O que posso garantir é que estamos empenhados em trazer o equipamento para que muitos brasileiros possam se beneficiar andando. Daremos início o mais rápido possível aos testes. É o primeiro passo, mas de uma importância gigante.
É claro que temos inúmeras dificuldades para garantir acesso à reabilitação a todos os brasileiros, a começar pela dispensação de órteses e próteses. Mas trazer o Atalante não anula essa necessidade, tampouco impede que os acessos se aprimorem. Ao contrário, mostra a importância de garantir tecnologia de reabilitação.
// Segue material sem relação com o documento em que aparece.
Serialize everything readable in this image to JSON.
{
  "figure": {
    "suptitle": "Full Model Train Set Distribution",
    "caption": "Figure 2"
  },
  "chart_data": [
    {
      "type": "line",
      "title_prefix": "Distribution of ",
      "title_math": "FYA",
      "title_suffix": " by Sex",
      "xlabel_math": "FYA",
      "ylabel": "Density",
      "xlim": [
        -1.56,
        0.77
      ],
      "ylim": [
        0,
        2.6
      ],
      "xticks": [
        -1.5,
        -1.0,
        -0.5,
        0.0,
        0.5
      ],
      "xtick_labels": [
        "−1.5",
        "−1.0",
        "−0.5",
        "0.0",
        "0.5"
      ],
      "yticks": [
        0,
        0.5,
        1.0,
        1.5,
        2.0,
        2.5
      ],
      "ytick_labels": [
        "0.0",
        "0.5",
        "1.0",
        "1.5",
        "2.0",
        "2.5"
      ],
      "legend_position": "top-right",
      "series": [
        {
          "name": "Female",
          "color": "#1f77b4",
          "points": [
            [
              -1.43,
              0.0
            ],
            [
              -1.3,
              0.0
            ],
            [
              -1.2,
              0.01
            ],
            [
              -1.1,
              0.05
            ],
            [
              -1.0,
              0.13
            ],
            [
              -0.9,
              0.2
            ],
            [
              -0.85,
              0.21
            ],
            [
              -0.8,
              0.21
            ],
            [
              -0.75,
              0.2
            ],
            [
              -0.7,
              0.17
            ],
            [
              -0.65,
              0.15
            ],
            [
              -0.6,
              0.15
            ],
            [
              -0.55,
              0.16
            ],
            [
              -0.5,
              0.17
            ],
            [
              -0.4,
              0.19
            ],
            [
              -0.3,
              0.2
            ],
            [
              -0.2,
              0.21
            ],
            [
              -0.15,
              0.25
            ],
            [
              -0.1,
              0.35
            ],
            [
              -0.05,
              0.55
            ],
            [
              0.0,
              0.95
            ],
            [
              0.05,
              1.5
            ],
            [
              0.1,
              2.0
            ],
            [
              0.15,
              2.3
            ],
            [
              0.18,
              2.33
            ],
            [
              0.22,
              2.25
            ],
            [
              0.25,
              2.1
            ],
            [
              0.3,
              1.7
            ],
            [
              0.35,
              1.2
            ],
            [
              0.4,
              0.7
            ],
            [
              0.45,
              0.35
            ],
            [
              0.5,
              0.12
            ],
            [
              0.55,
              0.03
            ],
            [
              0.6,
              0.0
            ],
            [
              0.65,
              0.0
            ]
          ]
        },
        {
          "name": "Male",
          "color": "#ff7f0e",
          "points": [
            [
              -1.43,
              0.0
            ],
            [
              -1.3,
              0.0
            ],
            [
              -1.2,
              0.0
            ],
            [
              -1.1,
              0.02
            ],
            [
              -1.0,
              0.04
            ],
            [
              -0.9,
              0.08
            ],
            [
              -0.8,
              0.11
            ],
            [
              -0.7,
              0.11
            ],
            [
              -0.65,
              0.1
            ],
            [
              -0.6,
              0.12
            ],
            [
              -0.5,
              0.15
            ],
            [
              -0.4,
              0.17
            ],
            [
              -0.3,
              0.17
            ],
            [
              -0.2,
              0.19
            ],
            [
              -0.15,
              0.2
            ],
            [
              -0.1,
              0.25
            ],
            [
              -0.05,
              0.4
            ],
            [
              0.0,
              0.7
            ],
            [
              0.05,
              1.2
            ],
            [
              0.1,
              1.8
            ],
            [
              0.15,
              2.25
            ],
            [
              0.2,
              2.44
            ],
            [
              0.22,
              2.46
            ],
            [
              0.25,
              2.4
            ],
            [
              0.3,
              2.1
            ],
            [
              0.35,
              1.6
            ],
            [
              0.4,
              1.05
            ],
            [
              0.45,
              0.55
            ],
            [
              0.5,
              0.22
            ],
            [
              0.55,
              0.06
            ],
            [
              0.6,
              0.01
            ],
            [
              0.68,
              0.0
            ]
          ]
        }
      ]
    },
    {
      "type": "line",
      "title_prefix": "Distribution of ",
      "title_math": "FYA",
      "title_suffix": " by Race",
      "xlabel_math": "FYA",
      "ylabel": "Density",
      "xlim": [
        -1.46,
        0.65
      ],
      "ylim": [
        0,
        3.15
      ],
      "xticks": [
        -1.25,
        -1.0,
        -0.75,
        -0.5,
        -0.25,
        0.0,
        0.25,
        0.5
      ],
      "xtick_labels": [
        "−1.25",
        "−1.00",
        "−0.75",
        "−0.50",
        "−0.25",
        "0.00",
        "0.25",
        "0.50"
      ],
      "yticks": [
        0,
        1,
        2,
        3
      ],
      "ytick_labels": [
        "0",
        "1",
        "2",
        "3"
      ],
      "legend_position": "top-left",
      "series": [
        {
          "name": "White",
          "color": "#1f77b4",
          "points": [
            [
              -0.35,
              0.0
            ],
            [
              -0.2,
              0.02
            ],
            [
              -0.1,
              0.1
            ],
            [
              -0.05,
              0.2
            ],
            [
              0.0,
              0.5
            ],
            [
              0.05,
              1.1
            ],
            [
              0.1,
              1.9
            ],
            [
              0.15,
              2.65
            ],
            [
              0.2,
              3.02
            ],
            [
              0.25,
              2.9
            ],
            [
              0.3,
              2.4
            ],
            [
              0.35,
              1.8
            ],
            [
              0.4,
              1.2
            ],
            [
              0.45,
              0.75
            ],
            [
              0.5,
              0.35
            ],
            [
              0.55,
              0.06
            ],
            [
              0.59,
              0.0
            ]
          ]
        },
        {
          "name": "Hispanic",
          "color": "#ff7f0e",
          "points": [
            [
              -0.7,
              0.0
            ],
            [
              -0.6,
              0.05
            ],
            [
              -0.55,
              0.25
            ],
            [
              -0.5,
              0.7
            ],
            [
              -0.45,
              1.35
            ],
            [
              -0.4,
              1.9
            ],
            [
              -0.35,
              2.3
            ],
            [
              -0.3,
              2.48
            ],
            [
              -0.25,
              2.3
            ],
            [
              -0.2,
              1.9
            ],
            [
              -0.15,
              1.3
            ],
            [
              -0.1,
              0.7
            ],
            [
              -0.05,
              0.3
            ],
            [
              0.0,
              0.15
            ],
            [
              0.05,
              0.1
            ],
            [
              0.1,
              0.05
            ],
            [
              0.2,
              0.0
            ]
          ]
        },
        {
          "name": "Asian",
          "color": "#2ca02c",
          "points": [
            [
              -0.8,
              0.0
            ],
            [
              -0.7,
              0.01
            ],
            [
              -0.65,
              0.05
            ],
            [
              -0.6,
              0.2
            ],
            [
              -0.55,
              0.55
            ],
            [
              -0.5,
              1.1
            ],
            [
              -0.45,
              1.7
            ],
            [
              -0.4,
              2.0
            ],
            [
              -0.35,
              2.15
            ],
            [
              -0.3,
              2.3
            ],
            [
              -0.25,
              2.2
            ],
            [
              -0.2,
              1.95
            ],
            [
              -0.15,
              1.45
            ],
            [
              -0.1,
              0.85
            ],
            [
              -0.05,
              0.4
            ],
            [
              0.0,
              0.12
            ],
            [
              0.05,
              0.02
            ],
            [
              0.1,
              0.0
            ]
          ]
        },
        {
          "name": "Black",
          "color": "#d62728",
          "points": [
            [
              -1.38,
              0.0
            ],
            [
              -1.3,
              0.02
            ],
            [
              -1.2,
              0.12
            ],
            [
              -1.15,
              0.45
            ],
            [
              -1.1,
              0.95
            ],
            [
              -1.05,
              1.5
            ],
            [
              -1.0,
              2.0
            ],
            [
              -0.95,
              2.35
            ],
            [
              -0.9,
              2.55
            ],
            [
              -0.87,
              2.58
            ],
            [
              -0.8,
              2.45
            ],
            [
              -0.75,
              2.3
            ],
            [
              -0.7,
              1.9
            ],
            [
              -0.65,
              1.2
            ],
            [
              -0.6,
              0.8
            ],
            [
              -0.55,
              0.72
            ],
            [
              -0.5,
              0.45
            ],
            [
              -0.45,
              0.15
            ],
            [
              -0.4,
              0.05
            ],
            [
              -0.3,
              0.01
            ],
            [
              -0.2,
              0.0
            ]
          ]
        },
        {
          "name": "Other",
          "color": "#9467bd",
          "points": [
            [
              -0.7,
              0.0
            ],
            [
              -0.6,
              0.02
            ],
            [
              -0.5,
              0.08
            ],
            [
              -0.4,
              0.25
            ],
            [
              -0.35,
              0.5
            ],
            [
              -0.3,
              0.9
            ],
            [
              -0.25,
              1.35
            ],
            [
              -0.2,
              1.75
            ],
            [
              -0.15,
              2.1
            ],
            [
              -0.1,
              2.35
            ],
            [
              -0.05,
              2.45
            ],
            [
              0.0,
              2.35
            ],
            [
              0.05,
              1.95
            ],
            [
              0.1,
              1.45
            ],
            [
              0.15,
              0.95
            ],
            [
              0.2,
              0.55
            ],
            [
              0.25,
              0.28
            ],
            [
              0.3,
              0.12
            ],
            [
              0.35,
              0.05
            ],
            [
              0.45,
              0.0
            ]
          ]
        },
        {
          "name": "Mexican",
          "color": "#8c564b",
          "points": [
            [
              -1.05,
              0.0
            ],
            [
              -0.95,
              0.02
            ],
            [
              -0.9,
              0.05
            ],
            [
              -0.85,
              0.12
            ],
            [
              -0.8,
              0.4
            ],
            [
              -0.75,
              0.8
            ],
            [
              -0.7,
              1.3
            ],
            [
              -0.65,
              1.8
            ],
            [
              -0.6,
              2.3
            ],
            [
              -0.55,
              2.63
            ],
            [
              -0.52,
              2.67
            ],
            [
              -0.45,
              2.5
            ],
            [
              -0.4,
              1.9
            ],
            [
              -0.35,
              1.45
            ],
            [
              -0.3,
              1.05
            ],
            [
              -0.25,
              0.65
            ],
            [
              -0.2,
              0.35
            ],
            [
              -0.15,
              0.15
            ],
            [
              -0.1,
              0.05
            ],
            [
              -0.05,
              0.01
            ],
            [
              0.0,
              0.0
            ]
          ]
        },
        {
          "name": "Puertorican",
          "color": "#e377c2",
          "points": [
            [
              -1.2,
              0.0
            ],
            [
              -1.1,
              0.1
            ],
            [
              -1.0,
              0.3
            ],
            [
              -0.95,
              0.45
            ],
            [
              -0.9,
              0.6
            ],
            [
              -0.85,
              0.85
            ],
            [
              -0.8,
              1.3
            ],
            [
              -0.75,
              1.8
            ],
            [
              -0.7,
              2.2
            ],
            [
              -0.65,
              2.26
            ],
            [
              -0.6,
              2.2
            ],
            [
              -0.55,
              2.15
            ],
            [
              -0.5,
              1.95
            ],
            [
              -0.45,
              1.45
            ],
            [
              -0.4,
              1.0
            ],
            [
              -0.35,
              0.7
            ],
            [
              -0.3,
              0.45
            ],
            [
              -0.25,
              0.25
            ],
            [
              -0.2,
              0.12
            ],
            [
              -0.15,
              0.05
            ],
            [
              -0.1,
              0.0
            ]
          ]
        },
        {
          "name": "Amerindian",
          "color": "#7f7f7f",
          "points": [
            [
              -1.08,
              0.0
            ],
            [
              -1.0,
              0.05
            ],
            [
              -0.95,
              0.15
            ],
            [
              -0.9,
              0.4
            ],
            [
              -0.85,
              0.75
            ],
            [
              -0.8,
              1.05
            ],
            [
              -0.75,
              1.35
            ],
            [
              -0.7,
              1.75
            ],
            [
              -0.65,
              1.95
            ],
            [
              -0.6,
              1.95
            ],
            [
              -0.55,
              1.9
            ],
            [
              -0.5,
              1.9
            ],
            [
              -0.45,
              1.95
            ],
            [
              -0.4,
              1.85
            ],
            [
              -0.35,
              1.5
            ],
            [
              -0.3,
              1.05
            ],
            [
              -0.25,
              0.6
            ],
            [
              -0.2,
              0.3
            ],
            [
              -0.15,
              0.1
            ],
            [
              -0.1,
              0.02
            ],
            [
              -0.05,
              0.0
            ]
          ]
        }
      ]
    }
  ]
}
Mostra, sobretudo, que a deficiência está na falta de acessos e não nas pessoas.
Pergunta: O que o acesso ao equipamento significa para você, tanto como uma pessoa tetraplégica, quanto representante de toda uma parcela populacional que vivencia situações semelhantes às suas?
Mara: Poxa, significa MUITO. São 28 anos desafiando a inércia e a gravidade desde que quebrei o pescoço. E na cadeira de rodas eu sempre trabalhei para resgatar movimentos. Então chegar ao momento de andar com o auxílio de uma tecnologia que usa a força do meu próprio corpo é a prova de que todo meu esforço valeu a pena. É emocionante, é um universo de possibilidades que se abre não só para mim, mas para milhares de pessoas. É a esperança em sua essência maior.
Pergunta: A falta de “braços livres” é pouco contemplada quando se vê alguém com mobilidade reduzida. O Atalante já consegue devolver essa liberdade. Poderia falar um pouco sobre isso?
Mara: Pois é, foi exatamente isso que me instigou a conhecer o Atalante. Eu lutei MUITO para deixar de ser empurrada em minha cadeira e passar a conduzi-la sozinha. Então vocês podem imaginar a minha satisfação em ter meus braços livres e consegui me locomover em diferentes direções.